Байкальской тропой | страница 62
— Я так думаю: что бы в тайге ни случилось, след не скоро скроешь, хоть сторона и глухая…
Уснули мы поздно. Среди ночи я проснулся от каких-то шорохов и увидел Сашку. Он сидел, наполовину высунувшись из спального мешка, и тихо подкладывал в костер ветки. Огонь отбрасывал блики на его лицо, и черты его, почти всегда резкие, сейчас смягчились и губы тронулись в какой-то нечаянной улыбке. Сашка выглядел необычно тихим и спокойным, словно всплыли вдруг в памяти затаенные мечты и увели его от костра, от одинокой зимовьюшки на берегу таежной реки…
Ни свет, ни заря он буквально вытряхнул меня из спального мешка. И как я ни сопротивлялся, доказывая, что в такой темноте и тропы не увидишь, пришлось подчиниться его решительным действиям. О завтраке и заикаться не приходилось. Мы быстро собрались и по отяжелевшей от влаги траве пошли вниз по течению реки. Шли петляющей над берегом тропкой, и долго еще слышались вслед жалобные вопли и причитания запертого в зимовье Айвора.

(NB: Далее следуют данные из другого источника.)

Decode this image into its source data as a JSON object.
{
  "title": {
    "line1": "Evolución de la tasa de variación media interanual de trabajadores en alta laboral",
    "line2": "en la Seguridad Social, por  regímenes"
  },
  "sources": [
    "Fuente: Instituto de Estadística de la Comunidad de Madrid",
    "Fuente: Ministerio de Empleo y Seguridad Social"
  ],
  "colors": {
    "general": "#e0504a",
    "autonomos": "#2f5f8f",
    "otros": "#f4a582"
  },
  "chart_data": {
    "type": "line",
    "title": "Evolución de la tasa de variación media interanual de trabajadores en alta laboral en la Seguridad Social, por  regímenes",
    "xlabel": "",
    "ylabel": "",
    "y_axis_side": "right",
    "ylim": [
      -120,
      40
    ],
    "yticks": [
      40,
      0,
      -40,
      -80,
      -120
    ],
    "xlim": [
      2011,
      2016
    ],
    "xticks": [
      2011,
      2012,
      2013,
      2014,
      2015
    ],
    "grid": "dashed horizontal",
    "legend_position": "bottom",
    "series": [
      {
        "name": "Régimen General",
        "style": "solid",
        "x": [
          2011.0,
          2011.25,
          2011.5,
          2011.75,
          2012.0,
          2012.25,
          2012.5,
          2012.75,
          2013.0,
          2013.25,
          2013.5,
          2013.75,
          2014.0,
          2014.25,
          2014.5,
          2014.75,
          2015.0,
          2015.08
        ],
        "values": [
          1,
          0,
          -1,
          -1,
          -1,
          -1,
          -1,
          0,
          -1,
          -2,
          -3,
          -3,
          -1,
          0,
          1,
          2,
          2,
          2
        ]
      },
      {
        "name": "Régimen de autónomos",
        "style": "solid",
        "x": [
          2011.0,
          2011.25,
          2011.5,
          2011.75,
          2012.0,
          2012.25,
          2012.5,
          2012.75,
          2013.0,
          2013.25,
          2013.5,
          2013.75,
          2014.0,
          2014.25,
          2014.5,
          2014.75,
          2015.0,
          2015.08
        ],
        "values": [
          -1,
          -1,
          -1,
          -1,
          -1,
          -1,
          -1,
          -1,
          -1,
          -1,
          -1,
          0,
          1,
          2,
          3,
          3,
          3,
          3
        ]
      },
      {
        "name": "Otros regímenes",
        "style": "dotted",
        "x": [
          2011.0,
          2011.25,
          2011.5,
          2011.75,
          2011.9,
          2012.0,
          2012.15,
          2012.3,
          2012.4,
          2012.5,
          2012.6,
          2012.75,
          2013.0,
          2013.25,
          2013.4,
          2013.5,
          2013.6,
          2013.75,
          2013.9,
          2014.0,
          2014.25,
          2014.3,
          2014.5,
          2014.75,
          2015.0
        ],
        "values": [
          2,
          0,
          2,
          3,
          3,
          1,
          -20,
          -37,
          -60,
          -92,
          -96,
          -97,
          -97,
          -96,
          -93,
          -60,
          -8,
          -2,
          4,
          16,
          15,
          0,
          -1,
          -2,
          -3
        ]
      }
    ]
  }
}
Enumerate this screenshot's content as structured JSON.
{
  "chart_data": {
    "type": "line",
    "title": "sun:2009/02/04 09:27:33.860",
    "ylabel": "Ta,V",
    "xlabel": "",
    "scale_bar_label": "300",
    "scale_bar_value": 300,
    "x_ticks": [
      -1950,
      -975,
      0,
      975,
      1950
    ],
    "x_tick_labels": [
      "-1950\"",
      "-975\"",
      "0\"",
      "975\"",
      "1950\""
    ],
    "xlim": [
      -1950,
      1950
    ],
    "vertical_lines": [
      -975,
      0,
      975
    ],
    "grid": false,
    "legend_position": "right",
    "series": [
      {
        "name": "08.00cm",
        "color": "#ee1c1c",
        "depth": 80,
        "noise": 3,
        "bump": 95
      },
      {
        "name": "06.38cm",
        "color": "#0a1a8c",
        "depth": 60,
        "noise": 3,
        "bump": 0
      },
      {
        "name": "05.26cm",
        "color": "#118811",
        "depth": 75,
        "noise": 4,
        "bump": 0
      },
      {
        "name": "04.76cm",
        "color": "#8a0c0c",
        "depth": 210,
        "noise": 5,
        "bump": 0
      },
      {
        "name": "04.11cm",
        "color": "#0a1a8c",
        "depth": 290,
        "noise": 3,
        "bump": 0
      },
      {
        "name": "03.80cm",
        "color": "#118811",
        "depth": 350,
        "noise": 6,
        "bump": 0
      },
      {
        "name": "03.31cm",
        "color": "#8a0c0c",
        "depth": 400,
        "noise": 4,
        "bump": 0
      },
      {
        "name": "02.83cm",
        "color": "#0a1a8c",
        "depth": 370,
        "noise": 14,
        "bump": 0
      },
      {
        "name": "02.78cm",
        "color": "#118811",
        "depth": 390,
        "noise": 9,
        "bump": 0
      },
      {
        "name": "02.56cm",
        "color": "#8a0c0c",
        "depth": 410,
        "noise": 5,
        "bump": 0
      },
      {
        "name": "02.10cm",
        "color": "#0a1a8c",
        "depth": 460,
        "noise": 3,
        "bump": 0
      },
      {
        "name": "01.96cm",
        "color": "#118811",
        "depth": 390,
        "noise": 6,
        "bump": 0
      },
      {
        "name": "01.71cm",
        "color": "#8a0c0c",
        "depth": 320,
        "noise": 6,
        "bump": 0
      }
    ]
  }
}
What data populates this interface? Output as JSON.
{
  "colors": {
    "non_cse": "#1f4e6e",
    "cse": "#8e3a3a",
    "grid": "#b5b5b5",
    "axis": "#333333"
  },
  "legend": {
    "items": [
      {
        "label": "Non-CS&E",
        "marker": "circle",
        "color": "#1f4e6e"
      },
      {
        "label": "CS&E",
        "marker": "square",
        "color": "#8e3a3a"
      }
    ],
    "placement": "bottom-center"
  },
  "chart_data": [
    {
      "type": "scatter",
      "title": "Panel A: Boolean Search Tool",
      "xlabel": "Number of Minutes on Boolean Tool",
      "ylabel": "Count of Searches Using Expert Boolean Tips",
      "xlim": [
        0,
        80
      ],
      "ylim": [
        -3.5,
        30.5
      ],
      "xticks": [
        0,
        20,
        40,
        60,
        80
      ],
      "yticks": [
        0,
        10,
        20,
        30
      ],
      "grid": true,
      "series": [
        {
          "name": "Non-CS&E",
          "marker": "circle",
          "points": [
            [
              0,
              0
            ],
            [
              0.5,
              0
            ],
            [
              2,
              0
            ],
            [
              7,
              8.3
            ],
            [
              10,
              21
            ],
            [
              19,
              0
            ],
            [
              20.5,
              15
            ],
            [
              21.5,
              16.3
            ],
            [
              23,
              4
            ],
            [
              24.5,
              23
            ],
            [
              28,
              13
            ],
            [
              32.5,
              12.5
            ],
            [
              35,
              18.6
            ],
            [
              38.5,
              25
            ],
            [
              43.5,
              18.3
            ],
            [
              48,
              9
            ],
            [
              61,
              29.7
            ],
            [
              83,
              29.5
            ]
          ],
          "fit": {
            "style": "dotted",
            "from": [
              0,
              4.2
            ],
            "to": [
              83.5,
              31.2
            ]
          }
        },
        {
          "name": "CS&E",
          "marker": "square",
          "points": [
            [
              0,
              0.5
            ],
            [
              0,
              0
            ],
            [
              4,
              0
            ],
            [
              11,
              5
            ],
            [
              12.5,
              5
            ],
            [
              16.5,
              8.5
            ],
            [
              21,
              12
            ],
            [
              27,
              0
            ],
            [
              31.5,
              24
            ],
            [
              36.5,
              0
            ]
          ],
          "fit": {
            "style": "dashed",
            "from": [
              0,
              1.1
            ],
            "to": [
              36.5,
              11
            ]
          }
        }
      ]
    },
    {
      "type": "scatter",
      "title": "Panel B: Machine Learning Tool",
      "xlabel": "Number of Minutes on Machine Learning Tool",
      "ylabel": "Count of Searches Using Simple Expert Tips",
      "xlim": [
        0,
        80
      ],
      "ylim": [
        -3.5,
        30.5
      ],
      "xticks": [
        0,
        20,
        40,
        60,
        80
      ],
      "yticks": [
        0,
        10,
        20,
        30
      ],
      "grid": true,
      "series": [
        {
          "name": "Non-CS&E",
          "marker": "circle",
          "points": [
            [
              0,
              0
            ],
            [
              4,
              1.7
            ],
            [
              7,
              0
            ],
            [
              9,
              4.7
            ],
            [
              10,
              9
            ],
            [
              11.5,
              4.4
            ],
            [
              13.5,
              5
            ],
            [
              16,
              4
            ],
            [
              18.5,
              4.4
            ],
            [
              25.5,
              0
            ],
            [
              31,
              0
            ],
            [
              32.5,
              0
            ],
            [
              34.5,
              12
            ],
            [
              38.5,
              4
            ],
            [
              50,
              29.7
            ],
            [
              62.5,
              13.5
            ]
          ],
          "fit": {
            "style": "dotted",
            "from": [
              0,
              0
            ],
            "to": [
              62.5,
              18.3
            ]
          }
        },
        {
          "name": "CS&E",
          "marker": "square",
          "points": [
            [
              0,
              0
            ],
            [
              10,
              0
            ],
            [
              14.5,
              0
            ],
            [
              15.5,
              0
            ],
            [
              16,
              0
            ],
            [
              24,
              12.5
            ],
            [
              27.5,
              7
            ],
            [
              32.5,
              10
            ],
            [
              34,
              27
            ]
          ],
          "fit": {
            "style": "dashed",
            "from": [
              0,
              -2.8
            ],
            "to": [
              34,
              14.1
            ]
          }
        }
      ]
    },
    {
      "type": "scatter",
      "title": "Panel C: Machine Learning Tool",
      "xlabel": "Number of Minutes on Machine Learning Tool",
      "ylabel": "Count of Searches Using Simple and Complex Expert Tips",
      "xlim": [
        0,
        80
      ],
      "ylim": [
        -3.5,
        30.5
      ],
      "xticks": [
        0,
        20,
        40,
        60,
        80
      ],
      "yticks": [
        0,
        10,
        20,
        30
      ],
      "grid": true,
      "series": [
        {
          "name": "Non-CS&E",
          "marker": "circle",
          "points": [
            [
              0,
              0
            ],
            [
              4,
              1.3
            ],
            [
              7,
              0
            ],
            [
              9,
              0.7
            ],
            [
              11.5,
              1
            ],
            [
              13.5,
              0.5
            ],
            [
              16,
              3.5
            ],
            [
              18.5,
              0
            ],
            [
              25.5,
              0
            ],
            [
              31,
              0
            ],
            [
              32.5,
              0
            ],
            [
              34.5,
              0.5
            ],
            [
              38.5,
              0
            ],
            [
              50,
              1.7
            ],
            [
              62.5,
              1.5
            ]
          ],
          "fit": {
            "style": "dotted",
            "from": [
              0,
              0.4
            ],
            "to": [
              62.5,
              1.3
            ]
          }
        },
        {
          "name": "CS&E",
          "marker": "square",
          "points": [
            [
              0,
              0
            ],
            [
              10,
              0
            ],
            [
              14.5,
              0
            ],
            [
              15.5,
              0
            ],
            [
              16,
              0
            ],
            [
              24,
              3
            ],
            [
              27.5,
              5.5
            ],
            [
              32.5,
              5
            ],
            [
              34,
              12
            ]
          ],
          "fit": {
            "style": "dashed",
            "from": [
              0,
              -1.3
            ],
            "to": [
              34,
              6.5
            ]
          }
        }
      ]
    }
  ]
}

Зарево невидимого солнца уже приподнялось над дремотной тайгой. В сырых зарослях тонко перекликались пеночки, где-то вдали слышались неуверенные вскрики черного дятла, но тайга еще не пробудилась, окутанная сумеречными тенями утра. В зеленом ватнике, с болтающимся за спиной карабином, Сашка, сутулясь, вышагивал впереди. Я еле поспевал за его широченными шагами. Он шел, высоко поднимая колени, напоминая журавля, переступающего в высокой траве. Мы давно уже миновали гари; несколько тетеревов с шумом снялись с поляны и исчезли в ельнике по ту сторону реки. Я попробовал было задержать Сашку, но куда там! Он только глянул на меня и зашагал дальше. По его виду я понял, что протестовать бесполезно.
Скоро тропа отвернула от берега и вползла в мелкий березняк, росший вперемешку с ельником. На тропе виднелись следы лося, и, казалось бы, старые следы медведя. Мы прошли не более сотни метров, как вдруг наткнулись на развороченный кустарник и сломанные деревца. На больших деревьях лохмотьями свисала свежеободранная кора. Земля вокруг была взрыта, клочья дерна и мха висели по ветвям кустарника. Картина была такая, будто здесь как следует поработал трактор. Над тропой были наклонены две толстые березки и крест-на-крест перехвачены тросом. Осмотрев болтающийся конец троса, я сразу понял, в чем дело. Сашка сначала оторопело озирался по сторонам, потом лицо его подернулось резкими морщинами, глаза злобно сузились:
— Ну что я тебе говорил! Они петли здесь ставили! Видишь, сорвана петля?.. — Встретившись с ним взглядом, я невольно почувствовал холодок во всем теле, словно он меня обвинял в этом. — Ах, гады! Боятся за зверем ходить, так на тебе, петлю!